Kate is the subject of scrutiny throughout different parts of the book, but this diss takes aim at Kate’s perceived “part-time” workload: the book claims she is called “Katie Keen” because the Palace press office hides her so-called “lower” workload by saying she is “keen to learn,” The Mirror reports.
Kate’s work ethic is a familiar trope by now—back in the aughts, after graduating from the University of St. Andrews in 2005 and before marrying Prince William in 2011, Kate was rudely called “Waity Katie” because of her lack of career and her long wait to be proposed to by William (which eventually happened in 2010).
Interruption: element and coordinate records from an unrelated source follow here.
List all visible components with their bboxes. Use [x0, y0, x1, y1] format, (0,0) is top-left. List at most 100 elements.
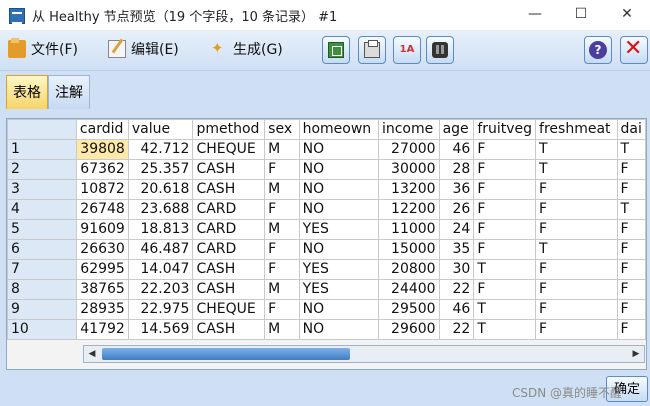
table-cell[interactable]: 26630 [75, 239, 129, 260]
table-cell[interactable]: F [535, 179, 618, 200]
row-number-cell[interactable]: 8 [7, 279, 77, 300]
table-cell[interactable]: 29500 [377, 299, 440, 320]
table-cell[interactable]: YES [298, 259, 379, 280]
table-cell[interactable]: YES [298, 219, 379, 240]
table-cell[interactable]: NO [298, 139, 379, 160]
horizontal-scrollbar[interactable]: ◀ ▶ [83, 345, 645, 363]
menu-edit[interactable]: 编辑(E) [108, 38, 179, 60]
table-cell[interactable]: 24400 [377, 279, 440, 300]
table-cell[interactable]: F [616, 319, 646, 340]
table-cell[interactable]: 29600 [377, 319, 440, 340]
table-cell[interactable]: CHEQUE [192, 299, 266, 320]
table-cell[interactable]: T [473, 259, 537, 280]
table-cell[interactable]: F [616, 159, 646, 180]
table-cell[interactable]: T [473, 319, 537, 340]
find-button[interactable] [426, 36, 454, 64]
row-number-cell[interactable]: 10 [7, 319, 77, 340]
table-cell[interactable]: 11000 [377, 219, 440, 240]
table-cell[interactable]: NO [298, 319, 379, 340]
table-cell[interactable]: CASH [192, 159, 266, 180]
table-cell[interactable]: F [473, 199, 537, 220]
table-cell[interactable]: 23.688 [127, 199, 194, 220]
table-cell[interactable]: F [616, 259, 646, 280]
row-number-cell[interactable]: 7 [7, 259, 77, 280]
table-cell[interactable]: 22 [438, 319, 475, 340]
row-number-cell[interactable]: 2 [7, 159, 77, 180]
table-cell[interactable]: F [616, 179, 646, 200]
table-cell[interactable]: 30 [438, 259, 475, 280]
table-cell[interactable]: F [535, 279, 618, 300]
table-cell[interactable]: F [535, 319, 618, 340]
table-cell[interactable]: 25.357 [127, 159, 194, 180]
table-cell[interactable]: 28935 [75, 299, 129, 320]
table-row[interactable]: 8 38765 22.203 CASH M YES 24400 22 F F F [7, 279, 646, 300]
table-cell[interactable]: 22.975 [127, 299, 194, 320]
table-cell[interactable]: F [473, 159, 537, 180]
table-cell[interactable]: M [264, 179, 300, 200]
table-cell[interactable]: F [473, 279, 537, 300]
table-cell[interactable]: M [264, 219, 300, 240]
table-cell[interactable]: 12200 [377, 199, 440, 220]
table-cell[interactable]: F [616, 239, 646, 260]
table-cell[interactable]: 18.813 [127, 219, 194, 240]
table-cell[interactable]: CARD [192, 219, 266, 240]
table-cell[interactable]: F [535, 219, 618, 240]
table-cell[interactable]: F [535, 259, 618, 280]
table-cell[interactable]: F [473, 219, 537, 240]
table-cell[interactable]: 20.618 [127, 179, 194, 200]
table-cell[interactable]: 39808 [75, 139, 129, 160]
table-cell[interactable]: 22.203 [127, 279, 194, 300]
minimize-button[interactable]: — [512, 0, 558, 30]
print-button[interactable] [358, 36, 386, 64]
table-cell[interactable]: CASH [192, 319, 266, 340]
table-cell[interactable]: F [535, 199, 618, 220]
table-cell[interactable]: 46 [438, 299, 475, 320]
table-cell[interactable]: F [264, 199, 300, 220]
menu-generate[interactable]: 生成(G) [210, 38, 283, 60]
table-cell[interactable]: 41792 [75, 319, 129, 340]
close-button[interactable]: ✕ [620, 36, 648, 64]
table-cell[interactable]: 36 [438, 179, 475, 200]
table-cell[interactable]: F [264, 159, 300, 180]
help-button[interactable]: ? [584, 36, 612, 64]
row-number-cell[interactable]: 3 [7, 179, 77, 200]
table-cell[interactable]: 42.712 [127, 139, 194, 160]
table-row[interactable]: 5 91609 18.813 CARD M YES 11000 24 F F F [7, 219, 646, 240]
table-cell[interactable]: CARD [192, 199, 266, 220]
scroll-left-icon[interactable]: ◀ [84, 346, 100, 362]
table-cell[interactable]: CHEQUE [192, 139, 266, 160]
table-cell[interactable]: F [473, 239, 537, 260]
column-header[interactable]: cardid [75, 119, 129, 140]
table-cell[interactable]: F [264, 239, 300, 260]
table-cell[interactable]: NO [298, 299, 379, 320]
table-cell[interactable]: F [535, 299, 618, 320]
row-number-cell[interactable]: 5 [7, 219, 77, 240]
table-cell[interactable]: 10872 [75, 179, 129, 200]
column-header[interactable]: fruitveg [473, 119, 537, 140]
table-cell[interactable]: 26748 [75, 199, 129, 220]
table-cell[interactable]: 22 [438, 279, 475, 300]
table-cell[interactable]: 46 [438, 139, 475, 160]
sort-button[interactable]: 1A [393, 36, 421, 64]
table-cell[interactable]: 27000 [377, 139, 440, 160]
table-row[interactable]: 1 39808 42.712 CHEQUE M NO 27000 46 F T T [7, 139, 646, 160]
row-number-cell[interactable]: 9 [7, 299, 77, 320]
table-cell[interactable]: 14.569 [127, 319, 194, 340]
table-cell[interactable]: M [264, 139, 300, 160]
table-cell[interactable]: 38765 [75, 279, 129, 300]
tab-notes[interactable]: 注解 [48, 75, 90, 109]
table-cell[interactable]: NO [298, 159, 379, 180]
row-number-cell[interactable]: 4 [7, 199, 77, 220]
scrollbar-thumb[interactable] [102, 348, 350, 360]
table-row[interactable]: 2 67362 25.357 CASH F NO 30000 28 F T F [7, 159, 646, 180]
table-cell[interactable]: 30000 [377, 159, 440, 180]
export-button[interactable] [322, 36, 350, 64]
table-cell[interactable]: 35 [438, 239, 475, 260]
scroll-right-icon[interactable]: ▶ [628, 346, 644, 362]
table-cell[interactable]: F [473, 179, 537, 200]
column-header[interactable]: pmethod [192, 119, 266, 140]
table-cell[interactable]: 62995 [75, 259, 129, 280]
table-cell[interactable]: T [473, 299, 537, 320]
table-cell[interactable]: NO [298, 179, 379, 200]
table-row[interactable]: 3 10872 20.618 CASH M NO 13200 36 F F F [7, 179, 646, 200]
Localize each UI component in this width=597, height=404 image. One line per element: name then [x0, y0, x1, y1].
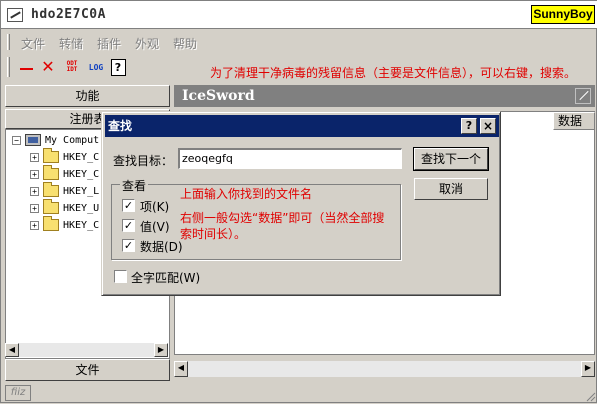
main-window: hdo2E7C0A SunnyBoy 文件 转储 插件 外观 帮助 为了清理干净… [0, 0, 597, 403]
scroll-right-icon[interactable]: ▶ [154, 343, 168, 357]
dialog-title: 查找 [108, 119, 133, 133]
menu-help[interactable]: 帮助 [173, 35, 197, 52]
sunnyboy-badge: SunnyBoy [531, 5, 595, 24]
log-button[interactable]: LOG [85, 58, 107, 76]
status-cell: fiiz [5, 385, 31, 401]
tree-item-label: HKEY_C [63, 168, 100, 180]
checkbox-whole-word-label[interactable]: 全字匹配(W) [131, 269, 200, 286]
annotation-data-line-2: 索时间长）。 [180, 227, 247, 241]
annotation-filename: 上面输入你找到的文件名 [180, 187, 313, 201]
help-icon: ? [110, 58, 126, 76]
checkbox-value[interactable]: ✓ [122, 219, 135, 232]
checkbox-key[interactable]: ✓ [122, 199, 135, 212]
tree-item-label: HKEY_L [63, 185, 100, 197]
column-data[interactable]: 数据 [553, 112, 595, 130]
checkbox-key-label[interactable]: 项(K) [140, 198, 169, 215]
menu-grip [7, 34, 10, 50]
view-group-title: 查看 [120, 177, 149, 194]
tree-scrollbar[interactable]: ◀ ▶ [5, 343, 168, 357]
expand-icon[interactable]: + [30, 203, 39, 213]
size-grip-icon[interactable] [584, 390, 596, 402]
checkbox-data[interactable]: ✓ [122, 239, 135, 252]
collapse-icon[interactable]: − [12, 135, 21, 145]
function-button[interactable]: 功能 [5, 85, 170, 107]
log-icon: LOG [88, 62, 104, 72]
menu-bar: 文件 转储 插件 外观 帮助 为了清理干净病毒的残留信息（主要是文件信息），可以… [1, 32, 597, 80]
window-title: hdo2E7C0A [31, 7, 106, 22]
delete-button[interactable]: ✕ [39, 58, 57, 76]
find-next-button[interactable]: 查找下一个 [413, 147, 489, 171]
app-icon [7, 8, 23, 22]
tree-item-label: HKEY_C [63, 219, 100, 231]
tree-item-hkey-5[interactable]: + HKEY_C [30, 216, 100, 233]
expand-icon[interactable]: + [30, 186, 39, 196]
find-dialog: 查找 ? × 查找目标： zeoqegfq 查找下一个 取消 查看 ✓ 项(K)… [101, 111, 501, 296]
tree-item-hkey-4[interactable]: + HKEY_U [30, 199, 100, 216]
tree-item-hkey-2[interactable]: + HKEY_C [30, 165, 100, 182]
odt-icon: ODT IDT [67, 61, 78, 73]
delete-icon: ✕ [41, 57, 55, 76]
list-scrollbar[interactable]: ◀ ▶ [174, 361, 595, 377]
folder-icon [43, 148, 59, 163]
find-target-label: 查找目标： [113, 154, 174, 168]
dialog-help-button[interactable]: ? [461, 118, 477, 134]
menu-plugins[interactable]: 插件 [97, 35, 121, 52]
dialog-title-bar: 查找 ? × [105, 115, 499, 137]
cancel-button[interactable]: 取消 [414, 178, 488, 200]
tree-item-label: HKEY_U [63, 202, 100, 214]
tree-item-my-computer[interactable]: − My Comput [12, 132, 99, 148]
expand-icon[interactable]: + [30, 220, 39, 230]
annotation-data-line-1: 右侧一般勾选“数据”即可（当然全部搜 [180, 211, 385, 225]
menu-file[interactable]: 文件 [21, 35, 45, 52]
minus-button[interactable] [17, 58, 35, 76]
computer-icon [25, 134, 41, 146]
toolbar-grip [7, 57, 10, 77]
odt-button[interactable]: ODT IDT [61, 58, 83, 76]
checkbox-whole-word[interactable] [114, 270, 127, 283]
scroll-left-icon[interactable]: ◀ [5, 343, 19, 357]
odt-bottom-label: IDT [66, 66, 78, 73]
tree-item-label: My Comput [45, 134, 100, 146]
icesword-header: IceSword [174, 85, 595, 107]
resize-icon[interactable] [575, 88, 591, 104]
scroll-right-icon[interactable]: ▶ [581, 361, 595, 377]
toolbar: ✕ ODT IDT LOG ? [1, 55, 597, 81]
folder-icon [43, 165, 59, 180]
help-button[interactable]: ? [109, 58, 127, 76]
expand-icon[interactable]: + [30, 169, 39, 179]
title-bar: hdo2E7C0A SunnyBoy [1, 1, 597, 29]
tree-item-label: HKEY_C [63, 151, 100, 163]
minus-icon [19, 68, 33, 70]
scroll-left-icon[interactable]: ◀ [174, 361, 188, 377]
file-button[interactable]: 文件 [5, 359, 170, 381]
menu-dump[interactable]: 转储 [59, 35, 83, 52]
expand-icon[interactable]: + [30, 152, 39, 162]
folder-icon [43, 182, 59, 197]
find-target-input[interactable]: zeoqegfq [178, 148, 402, 169]
dialog-close-button[interactable]: × [480, 118, 496, 134]
checkbox-data-label[interactable]: 数据(D) [140, 238, 183, 255]
tree-item-hkey-1[interactable]: + HKEY_C [30, 148, 100, 165]
folder-icon [43, 199, 59, 214]
status-bar: fiiz [1, 383, 597, 404]
checkbox-value-label[interactable]: 值(V) [140, 218, 170, 235]
folder-icon [43, 216, 59, 231]
tree-item-hkey-3[interactable]: + HKEY_L [30, 182, 100, 199]
icesword-title: IceSword [182, 88, 255, 104]
menu-view[interactable]: 外观 [135, 35, 159, 52]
Now, this; Scobie alleges her role is one other parents could “only dream of,” and writes that she “does not plan to increase her workload for 10 to 15 years,” until Prince George, Princess Charlotte, and Prince Louis are grown. (They are currently 10, eight, and five, respectively.)
“Where other senior royals are out and about several times a week, meeting people across the length and breadth of the country, Kate has long maintained a smaller work schedule that helped her check off the required royal boxes while saving time for her roles as a mother and wife,” Scobie writes. (In Kate’s defense, anyone who actively follows her knows that she typically makes several appearances each week, as well.)
Elsewhere in the book, Scobie also brands Kate “cold” and, despite being an advocate for better mental health, Kate “ignored Meghan’s cries for help” and had “no interest in being friends with her sister-in-law," he writes.
Royal experts have spoken out against Scobie’s claims in Endgame, including royal historian Dr. Tessa Dunlop, who said of the book that “Unfortunately no one appears to have briefed Omid, whose muck-raking book covers old ground: William is only in it for the Crown, ‘coachable’ Kate is a mere part-timer, while tawdry rumors of marital discord between the pair make Omid look no better than the tabloids he attacks.”